The key point to note here is that our claim needs to reference the specific
PersistentVolume we created in the previous step. To do this we use a selector
with the matchLabels argument to refer to a corresponding label that we had
in the PersistentVolume declaration.
# pvc-existing-pv.yaml
apiVersion: v1
kind: PersistentVolumeClaim
metadata:
name: existing-pv-claim
spec:
accessModes:
- ReadWriteOnce
resources:
requests:
storage: 1Gi
selector:
matchLabels:
type: existing-pv
$ kubectl create -f pvc-existing-pv.yaml
persistentvolumeclaim/existing-cinder-pv-claim created
Finally we can create a new Pod that uses our PersistentVolumeClaim to mount the required volume on this pod.
# pod-with-existing-pv.yaml
apiVersion: v1
kind: Pod
metadata:
name: pod-exisitng-pv-test
spec:
volumes:
- name: existing-pv-storage
persistentVolumeClaim:
claimName: existing-pv-claim
containers:
- name: test-exisitng-storage-container
image: nginx:latest
ports:
- containerPort: 8080
name: "http-server"
volumeMounts:
- mountPath: "/data"
name: existing-pv-storage
$ kubectl create -f pod-with-existing-pv.yaml
pod/pod-cinder created
If we describe the pod we can see that it has now successfully mounted our volume as /data within the container.

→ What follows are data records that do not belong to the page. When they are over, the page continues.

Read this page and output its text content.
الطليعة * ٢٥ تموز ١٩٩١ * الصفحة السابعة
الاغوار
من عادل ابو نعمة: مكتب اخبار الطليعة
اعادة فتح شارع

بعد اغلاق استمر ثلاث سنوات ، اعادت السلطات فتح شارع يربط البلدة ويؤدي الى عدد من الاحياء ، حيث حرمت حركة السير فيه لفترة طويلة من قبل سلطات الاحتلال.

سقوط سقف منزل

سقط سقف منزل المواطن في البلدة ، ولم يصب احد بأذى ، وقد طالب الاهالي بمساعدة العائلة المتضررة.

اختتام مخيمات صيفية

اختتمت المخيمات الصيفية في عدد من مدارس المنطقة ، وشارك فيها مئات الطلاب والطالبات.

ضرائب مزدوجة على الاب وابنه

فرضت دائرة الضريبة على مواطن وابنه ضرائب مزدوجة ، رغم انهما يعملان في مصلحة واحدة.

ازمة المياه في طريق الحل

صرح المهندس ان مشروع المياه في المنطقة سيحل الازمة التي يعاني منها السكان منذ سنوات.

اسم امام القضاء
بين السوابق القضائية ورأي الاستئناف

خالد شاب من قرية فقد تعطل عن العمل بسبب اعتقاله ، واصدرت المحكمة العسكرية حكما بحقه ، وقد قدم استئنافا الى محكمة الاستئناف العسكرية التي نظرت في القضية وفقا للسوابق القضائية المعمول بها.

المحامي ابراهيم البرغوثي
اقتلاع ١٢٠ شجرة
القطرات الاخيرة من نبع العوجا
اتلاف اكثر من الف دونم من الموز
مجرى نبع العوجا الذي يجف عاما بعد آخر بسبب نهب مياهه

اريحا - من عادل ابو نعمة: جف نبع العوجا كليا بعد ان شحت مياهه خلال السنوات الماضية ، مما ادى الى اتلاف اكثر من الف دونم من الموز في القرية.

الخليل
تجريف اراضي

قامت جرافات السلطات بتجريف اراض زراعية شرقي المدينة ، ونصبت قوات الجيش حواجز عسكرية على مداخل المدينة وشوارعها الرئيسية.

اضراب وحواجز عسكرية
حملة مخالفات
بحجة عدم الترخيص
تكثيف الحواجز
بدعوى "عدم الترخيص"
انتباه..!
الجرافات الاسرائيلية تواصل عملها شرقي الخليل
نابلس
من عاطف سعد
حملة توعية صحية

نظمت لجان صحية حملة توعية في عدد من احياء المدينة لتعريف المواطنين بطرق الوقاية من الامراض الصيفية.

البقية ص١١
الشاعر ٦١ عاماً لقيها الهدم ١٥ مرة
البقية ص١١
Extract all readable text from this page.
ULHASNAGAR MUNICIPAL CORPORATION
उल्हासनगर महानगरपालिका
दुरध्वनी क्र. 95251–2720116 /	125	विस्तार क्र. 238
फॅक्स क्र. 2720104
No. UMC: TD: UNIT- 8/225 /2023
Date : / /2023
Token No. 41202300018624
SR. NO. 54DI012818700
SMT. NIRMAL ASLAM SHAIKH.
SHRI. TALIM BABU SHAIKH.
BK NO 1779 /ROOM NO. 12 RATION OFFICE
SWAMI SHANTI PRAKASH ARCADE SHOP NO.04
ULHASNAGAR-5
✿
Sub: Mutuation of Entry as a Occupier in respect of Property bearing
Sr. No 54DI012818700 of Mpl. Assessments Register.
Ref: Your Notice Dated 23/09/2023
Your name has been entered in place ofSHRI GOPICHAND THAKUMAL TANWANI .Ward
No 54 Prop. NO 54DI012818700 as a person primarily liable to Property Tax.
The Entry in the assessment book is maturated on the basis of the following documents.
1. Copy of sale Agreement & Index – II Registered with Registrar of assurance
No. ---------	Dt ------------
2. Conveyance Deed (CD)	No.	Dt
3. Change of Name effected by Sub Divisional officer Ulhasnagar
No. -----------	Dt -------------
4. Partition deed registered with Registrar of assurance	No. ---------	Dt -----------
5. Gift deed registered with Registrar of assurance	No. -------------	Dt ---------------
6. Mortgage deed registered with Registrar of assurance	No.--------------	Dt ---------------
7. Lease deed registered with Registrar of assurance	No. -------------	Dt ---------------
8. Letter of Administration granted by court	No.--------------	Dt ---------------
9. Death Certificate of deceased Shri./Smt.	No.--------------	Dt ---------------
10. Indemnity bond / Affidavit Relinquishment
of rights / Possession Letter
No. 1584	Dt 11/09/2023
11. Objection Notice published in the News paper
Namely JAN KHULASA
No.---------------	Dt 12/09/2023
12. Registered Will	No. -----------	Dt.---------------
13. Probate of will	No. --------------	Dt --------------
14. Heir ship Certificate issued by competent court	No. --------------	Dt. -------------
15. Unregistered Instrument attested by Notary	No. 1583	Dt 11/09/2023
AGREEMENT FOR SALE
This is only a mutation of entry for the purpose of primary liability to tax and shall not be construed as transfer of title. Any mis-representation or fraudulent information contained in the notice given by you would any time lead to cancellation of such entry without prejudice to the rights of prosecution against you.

$ kubectl describe pod pod-cinder
Name: pod-cinder
Namespace: default
Node: k8s-dev-pvc-test-3-y4gcy3oygsil-minion-0/10.0.0.5
Start Time: Wed, 27 Feb 2019 10:26:25 +1300
Labels: <none>
Annotations: <none>
Status: Pending
IP:
Containers:
cinder-storage-container:
Container ID:
Image: lingxiankong/alpine-test
Image ID:
Port: 8080/TCP
Host Port: 0/TCP
State: Waiting
Reason: ContainerCreating
Ready: False
Restart Count: 0
Environment: <none>
Mounts:
/data from cinder-storage (rw)
/var/run/secrets/kubernetes.io/serviceaccount from default-token-kjqdd (ro)
Conditions:
Type Status
Initialized True
Ready False
ContainersReady False
PodScheduled True
Volumes:
cinder-storage:
Type: PersistentVolumeClaim (a reference to a PersistentVolumeClaim in the same namespace)
ClaimName: existing-cinder-pv-claim
ReadOnly: false
default-token-kjqdd:
Type: Secret (a volume populated by a Secret)

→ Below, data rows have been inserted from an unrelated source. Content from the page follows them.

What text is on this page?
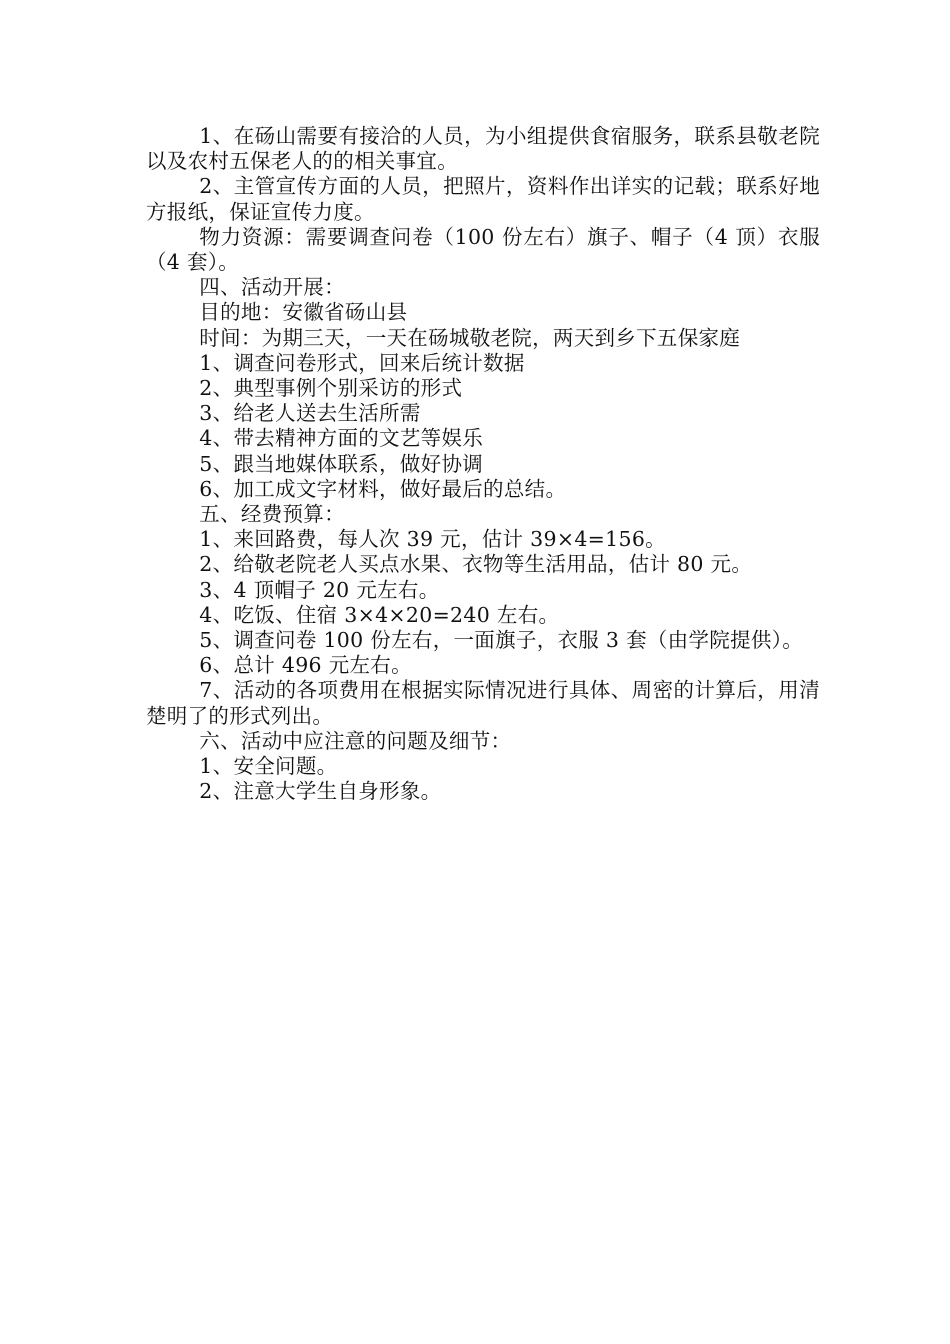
1、在砀山需要有接洽的人员，为小组提供食宿服务，联系县敬老院以及农村五保老人的的相关事宜。

2、主管宣传方面的人员，把照片，资料作出详实的记载；联系好地方报纸，保证宣传力度。

物力资源：需要调查问卷（100 份左右）旗子、帽子（4 顶）衣服（4 套）。

四、活动开展：

目的地：安徽省砀山县

时间：为期三天，一天在砀城敬老院，两天到乡下五保家庭

1、调查问卷形式，回来后统计数据

2、典型事例个别采访的形式

3、给老人送去生活所需

4、带去精神方面的文艺等娱乐

5、跟当地媒体联系，做好协调

6、加工成文字材料，做好最后的总结。

五、经费预算：

1、来回路费，每人次 39 元，估计 39×4=156。

2、给敬老院老人买点水果、衣物等生活用品，估计 80 元。

3、4 顶帽子 20 元左右。

4、吃饭、住宿 3×4×20=240 左右。

5、调查问卷 100 份左右，一面旗子，衣服 3 套（由学院提供）。

6、总计 496 元左右。

7、活动的各项费用在根据实际情况进行具体、周密的计算后，用清楚明了的形式列出。

六、活动中应注意的问题及细节：

1、安全问题。

2、注意大学生自身形象。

SecretName: default-token-kjqdd
Optional: false
QoS Class: BestEffort
Node-Selectors: <none>
Tolerations: node.kubernetes.io/not-ready:NoExecute for 300s
node.kubernetes.io/unreachable:NoExecute for 300s
Events:
Type Reason Age From Message
---- ------ ---- ---- -------
Normal Scheduled 9s default-scheduler Successfully assigned default/pod-cinder to k8s-dev-pvc-test-3-y4gcy3oygsil-minion-0
Normal SuccessfulAttachVolume 3s attachdetach-controller AttachVolume.Attach succeeded for volume "cinder-pv"

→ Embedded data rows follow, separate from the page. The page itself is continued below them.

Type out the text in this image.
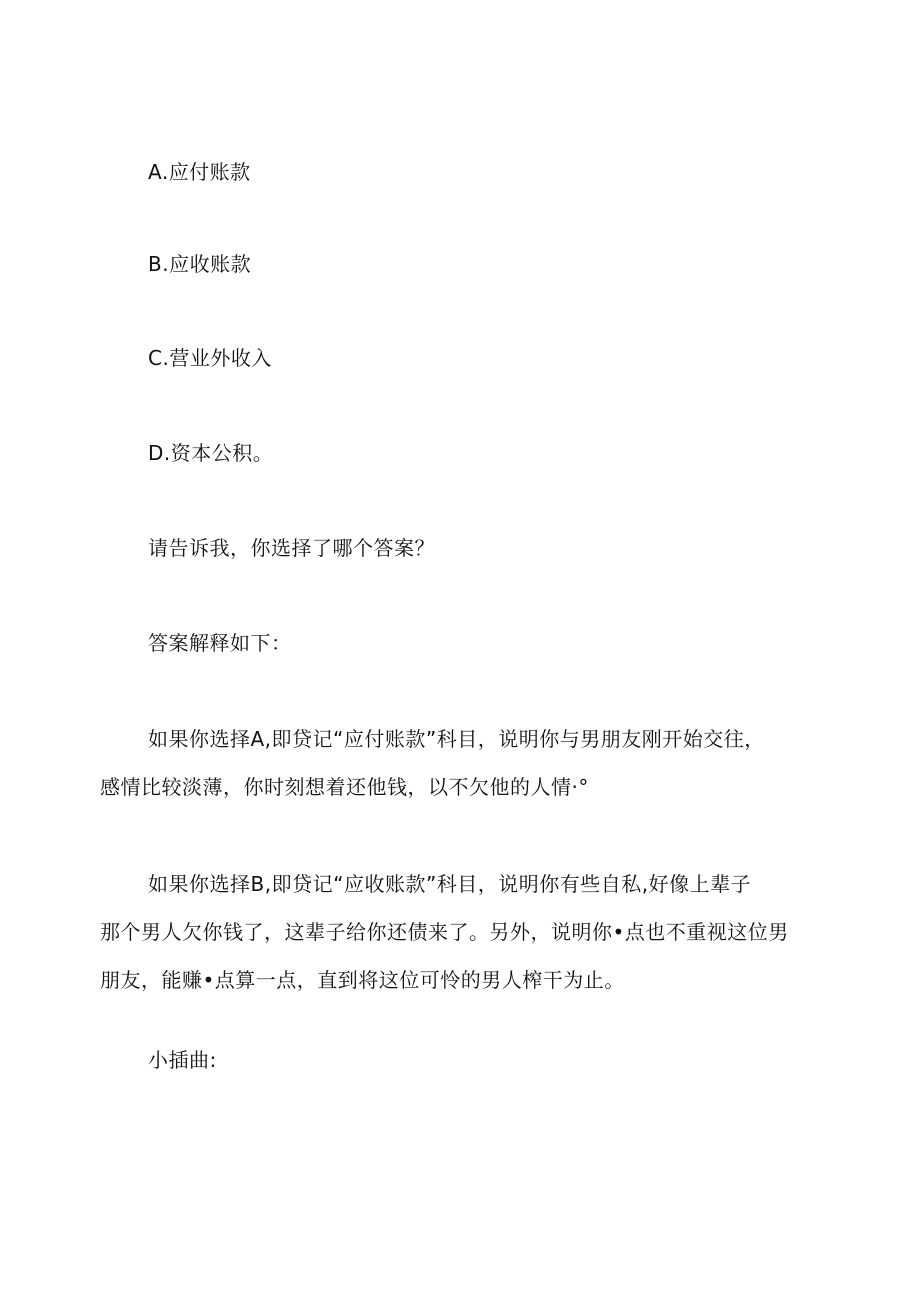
A.应付账款
B.应收账款
C.营业外收入
D.资本公积。
请告诉我，你选择了哪个答案？
答案解释如下：
如果你选择A,即贷记“应付账款”科目，说明你与男朋友刚开始交往，
感情比较淡薄，你时刻想着还他钱，以不欠他的人情·°
如果你选择B,即贷记“应收账款”科目，说明你有些自私,好像上辈子
那个男人欠你钱了，这辈子给你还债来了。另外，说明你•点也不重视这位男
朋友，能赚•点算一点，直到将这位可怜的男人榨干为止。
小插曲:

If it is necessary to access the data on the PersistentVolume device without creating a new cluster, the volume in question will need to be attached to an existing cloud instance and then mounted as a new volume within the filesystem. From here you should be able to follow the steps in the orphaned PVC section.